Grading rubrics for tests are not simple. Your final score on the Regents exams is not the same as your raw score (i.e., how many points you achieve on the test). The tests are weighted based on the individual sections and the complexity of the questions, making test scoring a fairly complex matter.
The New York State Education Department uses a test-scoring system for the Regents exams that is recognized by various testing and education agencies throughout the United States. The developers of all major standardized tests adhere to this rigorous system. The system for the Regents exam may resemble a percentage score, but instead, it’s a complex system that ensures the tests are equally difficult year over year and measures a student’s achievement of the New York State Learning Standards.
1. Deciding what to measure
The most important aspect of test design is ensuring that it truly assesses what it is intended to. Test developers draft a “test map” as the first step in the design stage to lay out all the knowledge and skills the test needs to measure. These skills and knowledge are derived from the Regents standards for what students should be able to demonstrate at each grade level.

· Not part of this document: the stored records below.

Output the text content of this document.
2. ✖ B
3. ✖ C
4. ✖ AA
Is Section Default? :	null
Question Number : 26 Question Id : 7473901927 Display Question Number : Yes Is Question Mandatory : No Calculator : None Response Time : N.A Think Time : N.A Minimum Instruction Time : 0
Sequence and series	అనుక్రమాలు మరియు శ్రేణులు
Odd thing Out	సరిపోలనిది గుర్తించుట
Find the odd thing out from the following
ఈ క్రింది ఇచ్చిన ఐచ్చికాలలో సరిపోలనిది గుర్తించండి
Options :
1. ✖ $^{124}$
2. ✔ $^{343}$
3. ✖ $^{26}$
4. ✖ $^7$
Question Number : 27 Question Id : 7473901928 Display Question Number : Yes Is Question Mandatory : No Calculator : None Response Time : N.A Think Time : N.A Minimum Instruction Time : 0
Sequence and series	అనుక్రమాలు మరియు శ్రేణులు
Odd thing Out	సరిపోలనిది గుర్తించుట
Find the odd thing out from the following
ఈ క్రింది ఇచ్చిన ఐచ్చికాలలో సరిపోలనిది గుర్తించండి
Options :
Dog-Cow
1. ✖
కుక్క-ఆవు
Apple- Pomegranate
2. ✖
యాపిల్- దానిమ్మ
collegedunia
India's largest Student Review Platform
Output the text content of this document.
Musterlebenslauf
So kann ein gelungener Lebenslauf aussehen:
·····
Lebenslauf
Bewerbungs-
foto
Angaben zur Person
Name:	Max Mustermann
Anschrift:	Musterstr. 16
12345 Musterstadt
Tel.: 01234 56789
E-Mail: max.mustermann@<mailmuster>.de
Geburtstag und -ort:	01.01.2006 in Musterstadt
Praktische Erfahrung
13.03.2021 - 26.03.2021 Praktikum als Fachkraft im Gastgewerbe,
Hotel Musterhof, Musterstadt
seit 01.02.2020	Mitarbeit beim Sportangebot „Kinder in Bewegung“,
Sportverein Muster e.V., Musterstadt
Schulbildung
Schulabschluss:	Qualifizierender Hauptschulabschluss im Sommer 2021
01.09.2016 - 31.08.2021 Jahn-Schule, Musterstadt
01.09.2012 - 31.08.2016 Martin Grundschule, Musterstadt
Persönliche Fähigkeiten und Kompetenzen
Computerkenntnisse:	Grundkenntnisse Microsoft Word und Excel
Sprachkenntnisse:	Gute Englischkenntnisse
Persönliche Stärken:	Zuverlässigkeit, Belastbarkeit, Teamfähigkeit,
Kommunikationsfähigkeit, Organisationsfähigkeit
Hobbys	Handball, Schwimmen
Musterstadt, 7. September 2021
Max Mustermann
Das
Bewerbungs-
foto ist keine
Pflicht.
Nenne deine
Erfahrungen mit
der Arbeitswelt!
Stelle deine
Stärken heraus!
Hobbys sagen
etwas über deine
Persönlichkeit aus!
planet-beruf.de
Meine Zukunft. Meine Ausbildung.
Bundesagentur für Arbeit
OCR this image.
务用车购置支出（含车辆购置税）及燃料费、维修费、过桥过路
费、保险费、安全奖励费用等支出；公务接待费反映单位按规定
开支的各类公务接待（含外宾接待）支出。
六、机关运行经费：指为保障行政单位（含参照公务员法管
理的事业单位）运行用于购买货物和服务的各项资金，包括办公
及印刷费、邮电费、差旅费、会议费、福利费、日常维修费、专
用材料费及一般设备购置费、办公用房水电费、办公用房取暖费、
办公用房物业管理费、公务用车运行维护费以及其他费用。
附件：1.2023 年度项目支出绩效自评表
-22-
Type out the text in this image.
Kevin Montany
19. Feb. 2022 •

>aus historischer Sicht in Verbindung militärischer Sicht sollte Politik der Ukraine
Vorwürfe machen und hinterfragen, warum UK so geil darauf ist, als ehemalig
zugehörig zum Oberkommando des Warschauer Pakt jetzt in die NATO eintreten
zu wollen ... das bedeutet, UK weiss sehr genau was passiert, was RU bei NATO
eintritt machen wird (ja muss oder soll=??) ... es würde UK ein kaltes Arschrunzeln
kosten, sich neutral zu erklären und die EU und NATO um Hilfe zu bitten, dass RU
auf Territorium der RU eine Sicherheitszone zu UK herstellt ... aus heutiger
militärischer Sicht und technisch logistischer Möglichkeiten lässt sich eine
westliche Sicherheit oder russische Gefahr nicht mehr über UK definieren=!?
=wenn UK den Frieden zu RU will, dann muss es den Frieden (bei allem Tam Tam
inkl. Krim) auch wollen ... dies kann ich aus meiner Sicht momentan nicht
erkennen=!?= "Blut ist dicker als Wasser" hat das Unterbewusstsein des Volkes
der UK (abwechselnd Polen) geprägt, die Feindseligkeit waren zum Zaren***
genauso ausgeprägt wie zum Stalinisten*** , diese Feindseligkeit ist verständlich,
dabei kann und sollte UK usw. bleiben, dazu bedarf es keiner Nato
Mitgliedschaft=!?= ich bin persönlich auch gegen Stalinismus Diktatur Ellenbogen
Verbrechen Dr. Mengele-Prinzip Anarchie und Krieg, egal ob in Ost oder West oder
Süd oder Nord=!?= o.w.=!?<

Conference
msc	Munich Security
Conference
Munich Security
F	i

2. Designing the test questions
Referencing the test map, the developers then create test questions that assess the desired knowledge or skills. Questions are deliberately given different difficulty levels in accordance with the skills they are meant to measure. For the Regents exams, teachers from across New York State write the questions, and the department oversees them.
3. Assigning a passing score
Tests as crucial as the Regents exams must be thoroughly evaluated before they can be administered throughout New York. These reviews allow the developers to rank the questions in order of difficulty. Then, the tests undergo several more rounds of review so that teachers can determine which questions best test for the minimum amount of knowledge students must have to obtain the lowest passing Regents exam score (65). The same process is repeated to select the most suitable questions to assess the skills students need to pass with distinction (85).
4. Creating the score scale
The raw score of a New York Regents exam is the number of points a student achieves before the scores are weighted. The raw scores are converted into final Regents exam scores through a score scale differing based on the level of difficulty. The score scale for Regents exams is from 0 to 100.
5. Making sure everything is fair
Once a scale is made, all future tests are measured in accordance with it. The number of questions needed to achieve a passing grade is adjusted based on the number of difficult questions. This way, the Regents exams retain the same difficulty level each iteration and remain a valid tool to measure student achievement.
Why does New York use a scale instead of percentage scoring?
Prior to the establishment of the New York State Learning Standards, Regents exam scores didn’t directly reflect students’ achievements. Nowadays, they are used to determine how well students meet these standards, and the scale system is the most accurate way to measure this. In the past, a passing score on the Regents exam was 65%, but this indicates general competence in the subject matter and not necessarily the specific standards outlined by the New York State Learning Standards.
Furthermore, the scale system ensures that the tests are equally difficult year over year, creating an equal environment for students in relation to the Learning Standards. There is no advantage to taking the Regents exam in one year as opposed to another. This way, students know the test is an accurate assessment of their knowledge and skills, no matter which iteration of the Regents exam they are taking. The overall objective of this scale-scoring system is to ensure that a Regents diploma represents the same level of achievement from year to year in accordance with the State Learning Standards.
If a student scores 65 on a Regents exam, does that mean she answered 65% correctly?
No. Even though the scales run from 0 to 100, scores for the Regents exams are not the same as a percentage score. Rather than the percentage of correct answers, the score represents the student’s percentage of achievement of the New York State Learning Standards. Depending on the number of difficult questions on any given Regents exam, a student may have to answer more or less than 65% of the questions to earn a score of 65.
Other common standardized tests, such as the SAT, Advanced Placement tests, and the elementary and intermediate tests, use different scales that don’t resemble percentage scores. The confusion with the Regents exam scores comes only from the use of a 0–100 scale.
Your private tutor can be a great resource for helping you understand how the Regents exams are scored and how this system can inform your prep strategies.